Commercial services soon followed, and though they started life as a free service – because operators hadn't figured out how to charge for them – it was quickly realised there was money to be made from texting as the number rose dramatically.
Texting started off free, and turned out to be quite profitable. But, again, it started off free. If the strict profit model had been applied here, we'd never have had texting - it needed to exist first for its value to be proven. Someone had to take the risk by going pro-social with the service, first. The evolution of Facebook has followed a similar pattern - what starts off as fun, innovative and free becomes commercialized over time as the money people start to smell opportunity, then start to fear loss.

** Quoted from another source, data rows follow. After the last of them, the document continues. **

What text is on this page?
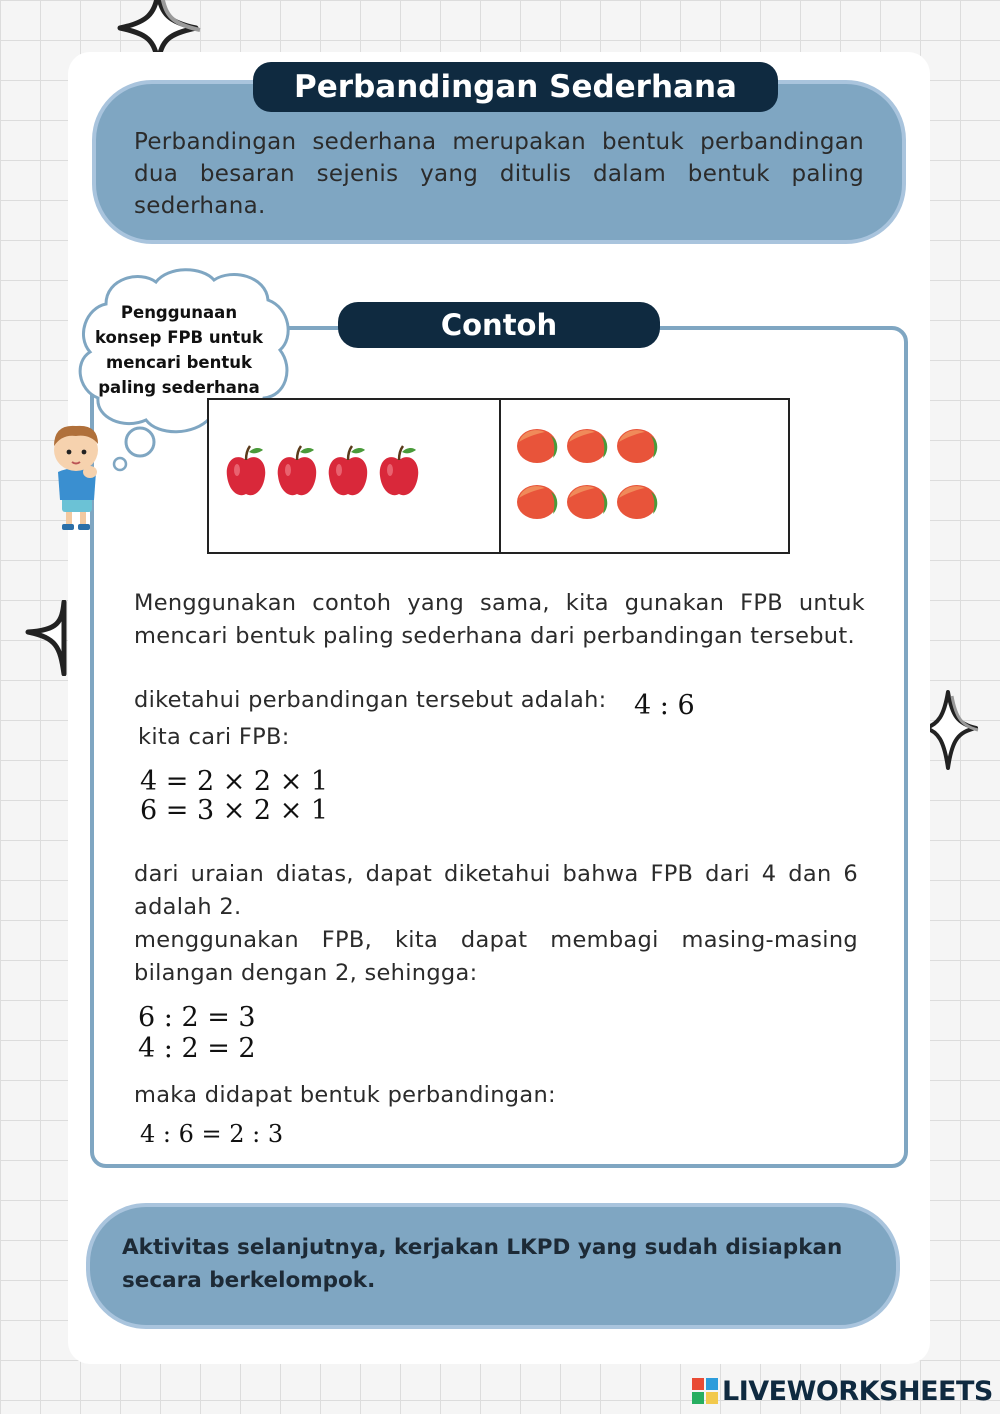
Perbandingan Sederhana

Perbandingan sederhana merupakan bentuk perbandingan dua besaran sejenis yang ditulis dalam bentuk paling sederhana.

Contoh

Penggunaan konsep FPB untuk mencari bentuk paling sederhana

Menggunakan contoh yang sama, kita gunakan FPB untuk mencari bentuk paling sederhana dari perbandingan tersebut.

diketahui perbandingan tersebut adalah: 4 : 6

kita cari FPB:

4 = 2 × 2 × 1
6 = 3 × 2 × 1

dari uraian diatas, dapat diketahui bahwa FPB dari 4 dan 6 adalah 2.

menggunakan FPB, kita dapat membagi masing-masing bilangan dengan 2, sehingga:

6 : 2 = 3
4 : 2 = 2

maka didapat bentuk perbandingan:

4 : 6 = 2 : 3

Aktivitas selanjutnya, kerjakan LKPD yang sudah disiapkan secara berkelompok.

LIVEWORKSHEETS
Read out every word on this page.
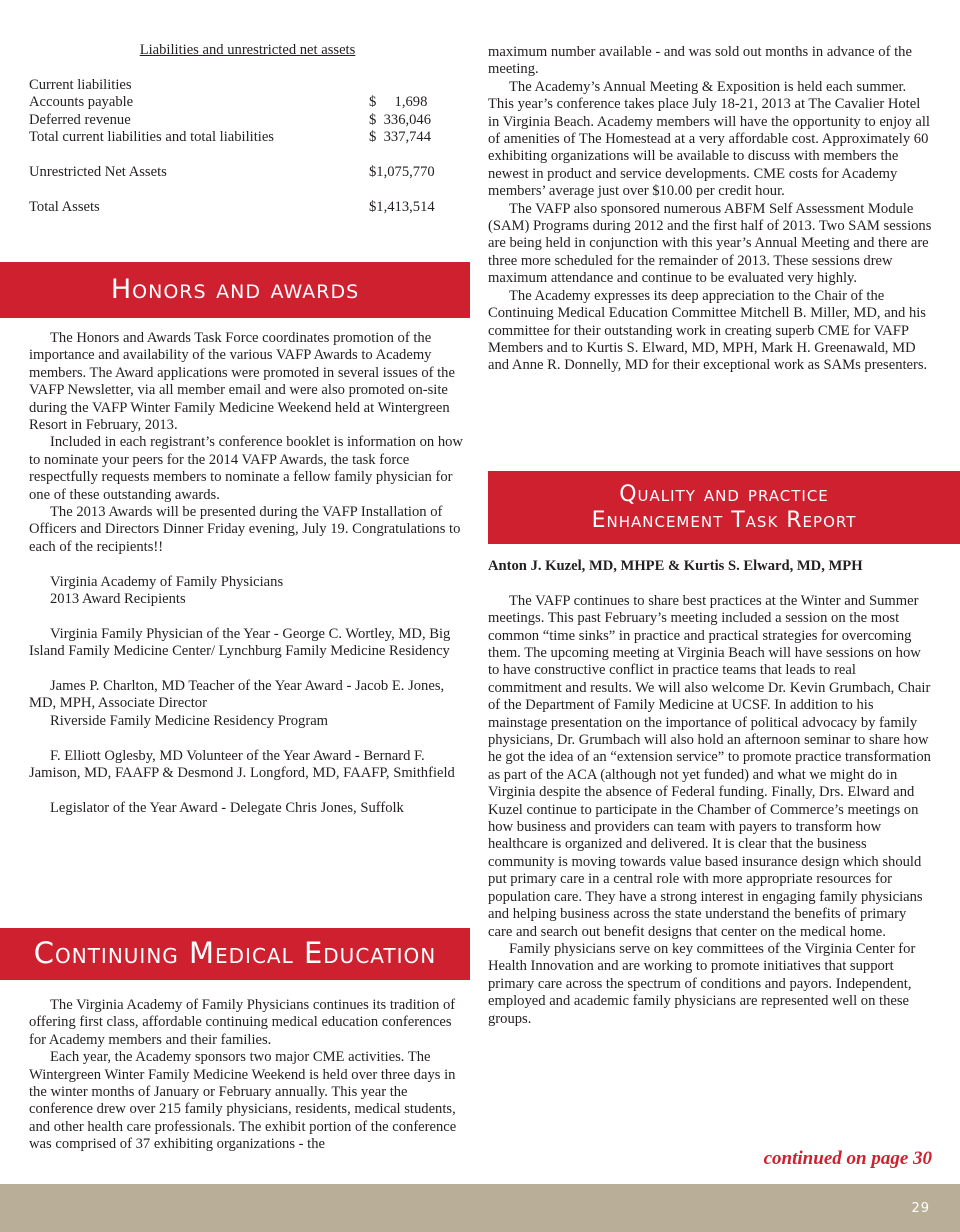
Liabilities and unrestricted net assets

Current liabilities

Accounts payable	$     1,698
Deferred revenue	$  336,046
Total current liabilities and total liabilities	$  337,744
Unrestricted Net Assets	$1,075,770
Total Assets	$1,413,514

The Honors and Awards Task Force coordinates promotion of the importance and availability of the various VAFP Awards to Academy members. The Award applications were promoted in several issues of the VAFP Newsletter, via all member email and were also promoted on-site during the VAFP Winter Family Medicine Weekend held at Wintergreen Resort in February, 2013.

Included in each registrant’s conference booklet is information on how to nominate your peers for the 2014 VAFP Awards, the task force respectfully requests members to nominate a fellow family physician for one of these outstanding awards.

The 2013 Awards will be presented during the VAFP Installation of Officers and Directors Dinner Friday evening, July 19. Congratulations to each of the recipients!!

Virginia Academy of Family Physicians

2013 Award Recipients

Virginia Family Physician of the Year - George C. Wortley, MD, Big Island Family Medicine Center/ Lynchburg Family Medicine Residency

James P. Charlton, MD Teacher of the Year Award - Jacob E. Jones, MD, MPH, Associate Director

Riverside Family Medicine Residency Program

F. Elliott Oglesby, MD Volunteer of the Year Award - Bernard F. Jamison, MD, FAAFP & Desmond J. Longford, MD, FAAFP, Smithfield

Legislator of the Year Award - Delegate Chris Jones, Suffolk

The Virginia Academy of Family Physicians continues its tradition of offering first class, affordable continuing medical education conferences for Academy members and their families.

Each year, the Academy sponsors two major CME activities. The Wintergreen Winter Family Medicine Weekend is held over three days in the winter months of January or February annually. This year the conference drew over 215 family physicians, residents, medical students, and other health care professionals. The exhibit portion of the conference was comprised of 37 exhibiting organizations - the

Honors and awards
Continuing Medical Education

maximum number available - and was sold out months in advance of the meeting.

The Academy’s Annual Meeting & Exposition is held each summer. This year’s conference takes place July 18-21, 2013 at The Cavalier Hotel in Virginia Beach. Academy members will have the opportunity to enjoy all of amenities of The Homestead at a very affordable cost. Approximately 60 exhibiting organizations will be available to discuss with members the newest in product and service developments. CME costs for Academy members’ average just over $10.00 per credit hour.

The VAFP also sponsored numerous ABFM Self Assessment Module (SAM) Programs during 2012 and the first half of 2013. Two SAM sessions are being held in conjunction with this year’s Annual Meeting and there are three more scheduled for the remainder of 2013. These sessions drew maximum attendance and continue to be evaluated very highly.

The Academy expresses its deep appreciation to the Chair of the Continuing Medical Education Committee Mitchell B. Miller, MD, and his committee for their outstanding work in creating superb CME for VAFP Members and to Kurtis S. Elward, MD, MPH, Mark H. Greenawald, MD and Anne R. Donnelly, MD for their exceptional work as SAMs presenters.

Quality and practice
Enhancement Task Report

Anton J. Kuzel, MD, MHPE & Kurtis S. Elward, MD, MPH

The VAFP continues to share best practices at the Winter and Summer meetings. This past February’s meeting included a session on the most common “time sinks” in practice and practical strategies for overcoming them. The upcoming meeting at Virginia Beach will have sessions on how to have constructive conflict in practice teams that leads to real commitment and results. We will also welcome Dr. Kevin Grumbach, Chair of the Department of Family Medicine at UCSF. In addition to his mainstage presentation on the importance of political advocacy by family physicians, Dr. Grumbach will also hold an afternoon seminar to share how he got the idea of an “extension service” to promote practice transformation as part of the ACA (although not yet funded) and what we might do in Virginia despite the absence of Federal funding. Finally, Drs. Elward and Kuzel continue to participate in the Chamber of Commerce’s meetings on how business and providers can team with payers to transform how healthcare is organized and delivered. It is clear that the business community is moving towards value based insurance design which should put primary care in a central role with more appropriate resources for population care. They have a strong interest in engaging family physicians and helping business across the state understand the benefits of primary care and search out benefit designs that center on the medical home.

Family physicians serve on key committees of the Virginia Center for Health Innovation and are working to promote initiatives that support primary care across the spectrum of conditions and payors. Independent, employed and academic family physicians are represented well on these groups.

continued on page 30
29
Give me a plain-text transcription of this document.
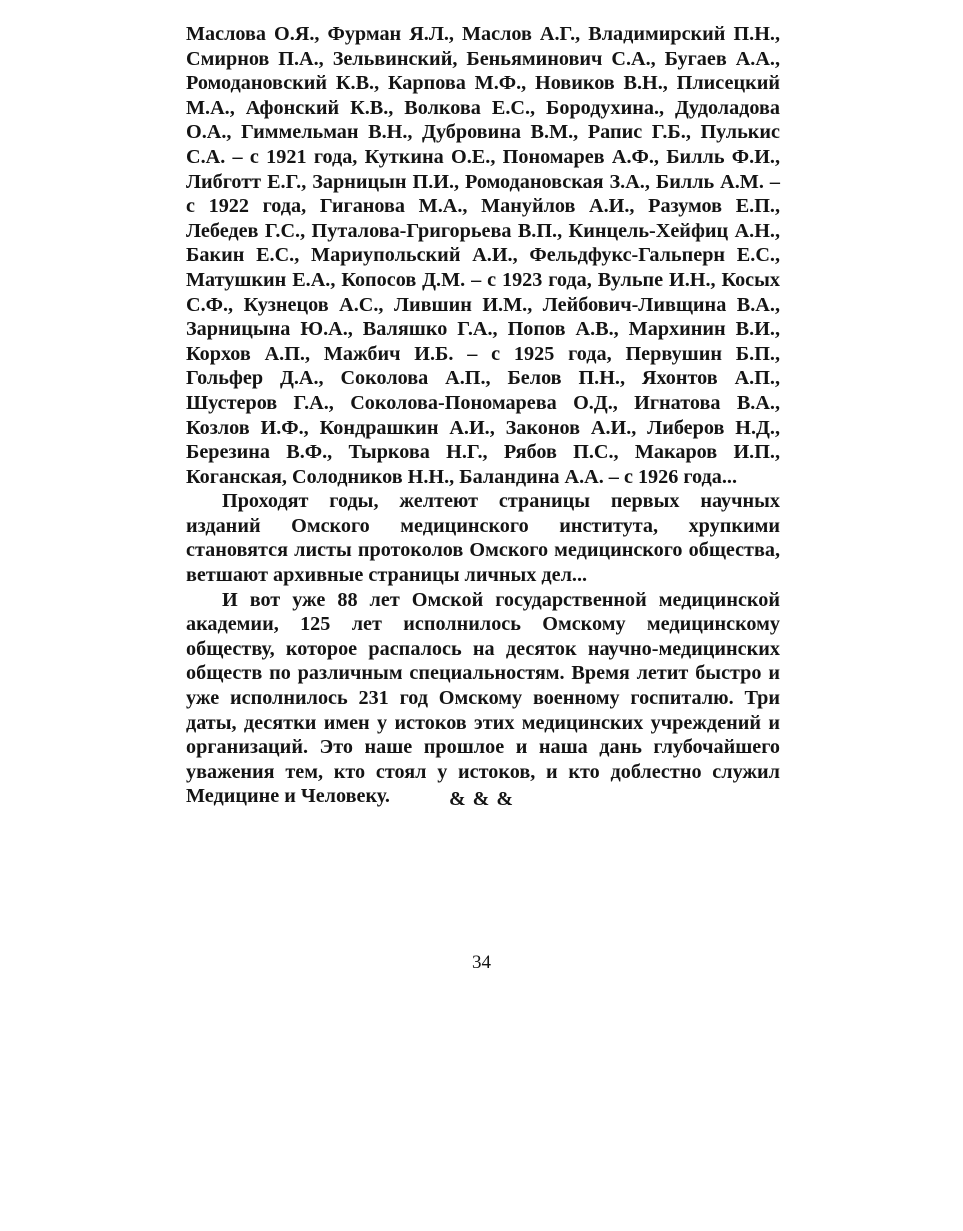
Маслова О.Я., Фурман Я.Л., Маслов А.Г., Владимирский П.Н., Смирнов П.А., Зельвинский, Беньяминович С.А., Бугаев А.А., Ромодановский К.В., Карпова М.Ф., Новиков В.Н., Плисецкий М.А., Афонский К.В., Волкова Е.С., Бородухина., Дудоладова О.А., Гиммельман В.Н., Дубровина В.М., Рапис Г.Б., Пулькис С.А. – с 1921 года, Куткина О.Е., Пономарев А.Ф., Билль Ф.И., Либготт Е.Г., Зарницын П.И., Ромодановская З.А., Билль А.М. – с 1922 года, Гиганова М.А., Мануйлов А.И., Разумов Е.П., Лебедев Г.С., Путалова-Григорьева В.П., Кинцель-Хейфиц А.Н., Бакин Е.С., Мариупольский А.И., Фельдфукс-Гальперн Е.С., Матушкин Е.А., Копосов Д.М. – с 1923 года, Вульпе И.Н., Косых С.Ф., Кузнецов А.С., Лившин И.М., Лейбович-Ливщина В.А., Зарницына Ю.А., Валяшко Г.А., Попов А.В., Мархинин В.И., Корхов А.П., Мажбич И.Б. – с 1925 года, Первушин Б.П., Гольфер Д.А., Соколова А.П., Белов П.Н., Яхонтов А.П., Шустеров Г.А., Соколова-Пономарева О.Д., Игнатова В.А., Козлов И.Ф., Кондрашкин А.И., Законов А.И., Либеров Н.Д., Березина В.Ф., Тыркова Н.Г., Рябов П.С., Макаров И.П., Коганская, Солодников Н.Н., Баландина А.А. – с 1926 года...

Проходят годы, желтеют страницы первых научных изданий Омского медицинского института, хрупкими становятся листы протоколов Омского медицинского общества, ветшают архивные страницы личных дел...

И вот уже 88 лет Омской государственной медицинской академии, 125 лет исполнилось Омскому медицинскому обществу, которое распалось на десяток научно-медицинских обществ по различным специальностям. Время летит быстро и уже исполнилось 231 год Омскому военному госпиталю. Три даты, десятки имен у истоков этих медицинских учреждений и организаций. Это наше прошлое и наша дань глубочайшего уважения тем, кто стоял у истоков, и кто доблестно служил Медицине и Человеку.	& & &
34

It all goes to show us - innovative value-add isn't tied to capitalism and can therefore exist independent of it. Capitalism, on other other hand, can only exist where it has innovation to manipulate. When time was, such was the case with feudalism and entrepreneurialism, too.
When it becomes solely about profit and related status, personal risk ceases to be desirable; consequences get downloaded to those with less to gain and more to lose, reducing the opportunity for innovation. Instead, sure things are what get bet on. In changing times, there's little that's 100% certain - even the buckets one tends to think of as immutable, like natural resources, aren't the cornucopia we often take them for.
Innovation is essential for growth, but it's dependent on vision first, capital second. Something to think about.